Minane Bridge Footpath Must Be Progressed

Writes Leo McMahon

A strong call for a footpath between Minane Bridge village and the local Knocknamanagh National School was made by a deputation representing the local school, GAA Club and Community Council at the monthly meeting of Cork County Council’s Bandon-Kinsale Municipal District.

“The school is in full support of the footpath and appeals to you from a safety point of view to help protect the 130 children, including special needs, who need this footpath as a matter of urgency”, said the first speaker, parent and board of management member John Ryan.

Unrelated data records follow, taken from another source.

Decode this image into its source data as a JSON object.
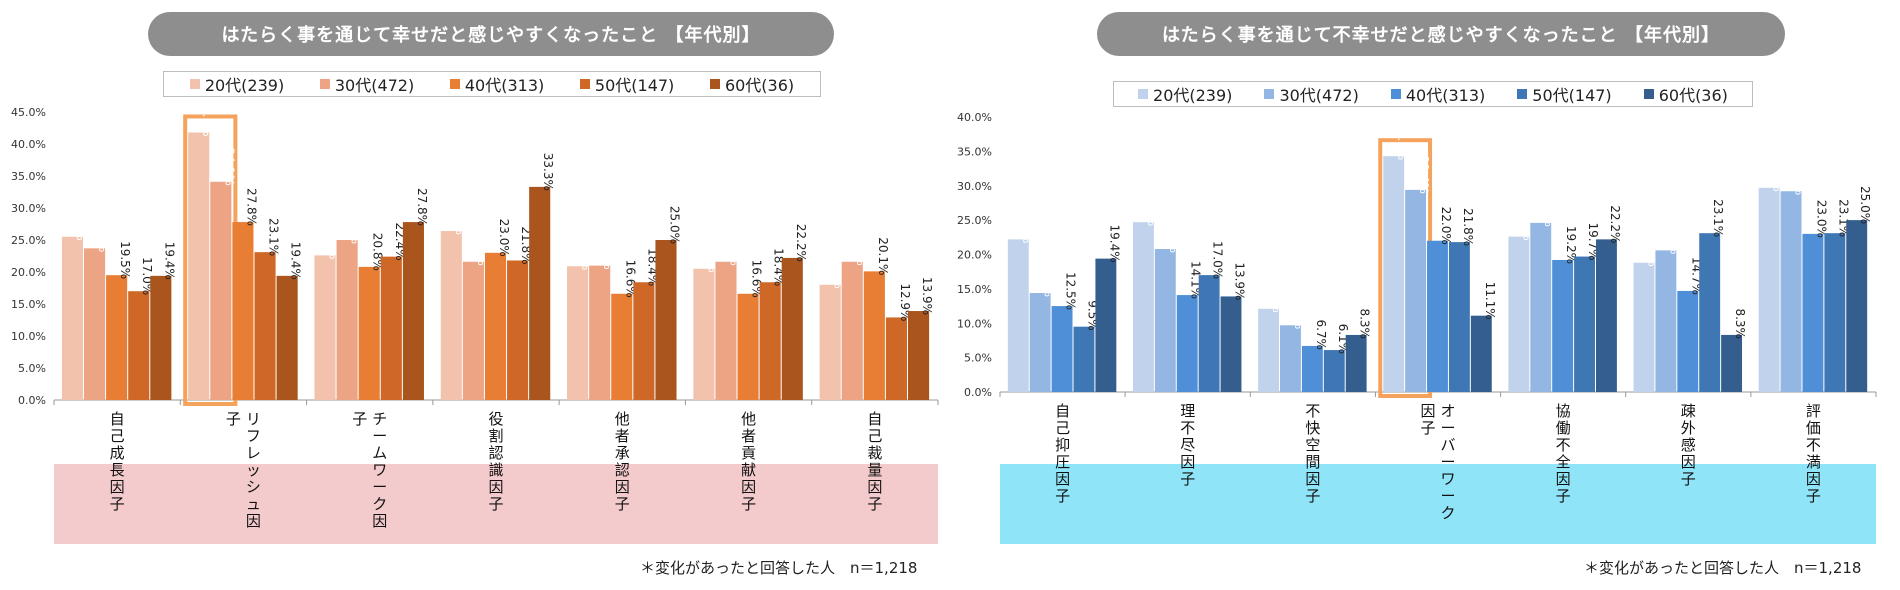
{
  "chart_data": [
    {
      "type": "bar",
      "title": "はたらく事を通じて幸せだと感じやすくなったこと 【年代別】",
      "categories": [
        "自己成長因子",
        "リフレッシュ因子",
        "チームワーク因子",
        "役割認識因子",
        "他者承認因子",
        "他者貢献因子",
        "自己裁量因子"
      ],
      "series": [
        {
          "name": "20代(239)",
          "color": "#f2c2ad",
          "values": [
            25.5,
            41.8,
            22.6,
            26.4,
            20.9,
            20.5,
            18.0
          ]
        },
        {
          "name": "30代(472)",
          "color": "#eda485",
          "values": [
            23.7,
            34.1,
            25.0,
            21.6,
            21.0,
            21.6,
            21.6
          ]
        },
        {
          "name": "40代(313)",
          "color": "#e87d34",
          "values": [
            19.5,
            27.8,
            20.8,
            23.0,
            16.6,
            16.6,
            20.1
          ]
        },
        {
          "name": "50代(147)",
          "color": "#cf6827",
          "values": [
            17.0,
            23.1,
            22.4,
            21.8,
            18.4,
            18.4,
            12.9
          ]
        },
        {
          "name": "60代(36)",
          "color": "#a9551d",
          "values": [
            19.4,
            19.4,
            27.8,
            33.3,
            25.0,
            22.2,
            13.9
          ]
        }
      ],
      "data_labels": [
        [
          "25.5%",
          "41.8%",
          "22.6%",
          "26.4%",
          "20.9%",
          "20.5%",
          "18.0%"
        ],
        [
          "23.7%",
          "34.1%",
          "25.0%",
          "21.6%",
          "21.0%",
          "21.6%",
          "21.6%"
        ],
        [
          "19.5%",
          "27.8%",
          "20.8%",
          "23.0%",
          "16.6%",
          "16.6%",
          "20.1%"
        ],
        [
          "17.0%",
          "23.1%",
          "22.4%",
          "21.8%",
          "18.4%",
          "18.4%",
          "12.9%"
        ],
        [
          "19.4%",
          "19.4%",
          "27.8%",
          "33.3%",
          "25.0%",
          "22.2%",
          "13.9%"
        ]
      ],
      "ylim": [
        0,
        45
      ],
      "ytick_labels": [
        "0.0%",
        "5.0%",
        "10.0%",
        "15.0%",
        "20.0%",
        "25.0%",
        "30.0%",
        "35.0%",
        "40.0%",
        "45.0%"
      ],
      "highlight_category": 1,
      "highlight_color": "#f5a35c",
      "band_color": "#f4cbcd",
      "footnote": "＊変化があったと回答した人　n＝1,218"
    },
    {
      "type": "bar",
      "title": "はたらく事を通じて不幸せだと感じやすくなったこと 【年代別】",
      "categories": [
        "自己抑圧因子",
        "理不尽因子",
        "不快空間因子",
        "オーバーワーク因子",
        "協働不全因子",
        "疎外感因子",
        "評価不満因子"
      ],
      "series": [
        {
          "name": "20代(239)",
          "color": "#c1d3ec",
          "values": [
            22.2,
            24.7,
            12.1,
            34.3,
            22.6,
            18.8,
            29.7
          ]
        },
        {
          "name": "30代(472)",
          "color": "#93b6e3",
          "values": [
            14.4,
            20.8,
            9.7,
            29.4,
            24.6,
            20.6,
            29.2
          ]
        },
        {
          "name": "40代(313)",
          "color": "#4f8fd8",
          "values": [
            12.5,
            14.1,
            6.7,
            22.0,
            19.2,
            14.7,
            23.0
          ]
        },
        {
          "name": "50代(147)",
          "color": "#3f76b4",
          "values": [
            9.5,
            17.0,
            6.1,
            21.8,
            19.7,
            23.1,
            23.1
          ]
        },
        {
          "name": "60代(36)",
          "color": "#335e8e",
          "values": [
            19.4,
            13.9,
            8.3,
            11.1,
            22.2,
            8.3,
            25.0
          ]
        }
      ],
      "data_labels": [
        [
          "22.2%",
          "24.7%",
          "12.1%",
          "34.3%",
          "22.6%",
          "18.8%",
          "29.7%"
        ],
        [
          "14.4%",
          "20.8%",
          "9.7%",
          "29.4%",
          "24.6%",
          "20.6%",
          "29.2%"
        ],
        [
          "12.5%",
          "14.1%",
          "6.7%",
          "22.0%",
          "19.2%",
          "14.7%",
          "23.0%"
        ],
        [
          "9.5%",
          "17.0%",
          "6.1%",
          "21.8%",
          "19.7%",
          "23.1%",
          "23.1%"
        ],
        [
          "19.4%",
          "13.9%",
          "8.3%",
          "11.1%",
          "22.2%",
          "8.3%",
          "25.0%"
        ]
      ],
      "ylim": [
        0,
        40
      ],
      "ytick_labels": [
        "0.0%",
        "5.0%",
        "10.0%",
        "15.0%",
        "20.0%",
        "25.0%",
        "30.0%",
        "35.0%",
        "40.0%"
      ],
      "highlight_category": 3,
      "highlight_color": "#f5a35c",
      "band_color": "#8fe5f7",
      "footnote": "＊変化があったと回答した人　n＝1,218"
    }
  ]
}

“It is only a matter of time before a serious incident or death occurs as a result of not having a safe passage to school along this hazardous stretch. There have been numerous incidents over the years and only recently, a lady was struck when a driver’s vision was impaired by the glare of the sun. A footpath would give protection against this happening. It is ironic that in an era of obesity, that children are not walking to school because of a lack of infrastructure”.

He urged the council to purchase the land required for a footpath as a priority and progress the matter to its next stage so that the council was ready to go when funding was in place.

Many Juveniles

Robert Farrissey, who described himself as being ‘conceived, born and bred’ in the locality, pointed out that Tracton juvenile GAA and camogie clubs had excellent community facilities within walking distance of the village where over 300 members under the age of 17 enjoyed sport and socialised.

Parents were concerned that their kids had to walk on the busy road because there was no footpath along a section between the GAA field and the village.

Tracton GAA also provided a hall for the local community playgroup and here again, families in the village whose children attended it, had to walk on the busy carriageway, some with prams. “This is far from ideal and the construction of the remaining section of footpath would provide safety to these parents when taking their kids to the playgroup”, he stated, adding that the road was even busier in the summer with traffic to and from the nearby beaches.

Oliver O’Leary said he had two grandchildren whom he hoped would be pupils of local school. He stressed the need to make the locality a safe place for both adults and children to walk.

There was huge emphasis at present on various aspects of road safety yet in Minane Bridge, there was a short section of road that wasn’t safe for children and adults. What the people were seeking from the council wasn’t anything extra ordinary, merely a basic footpath from the school to the village.

Fellow members of Tracton Community Council told him they had been  looking for a footpath for over 20 years only to be frustrated time and time again.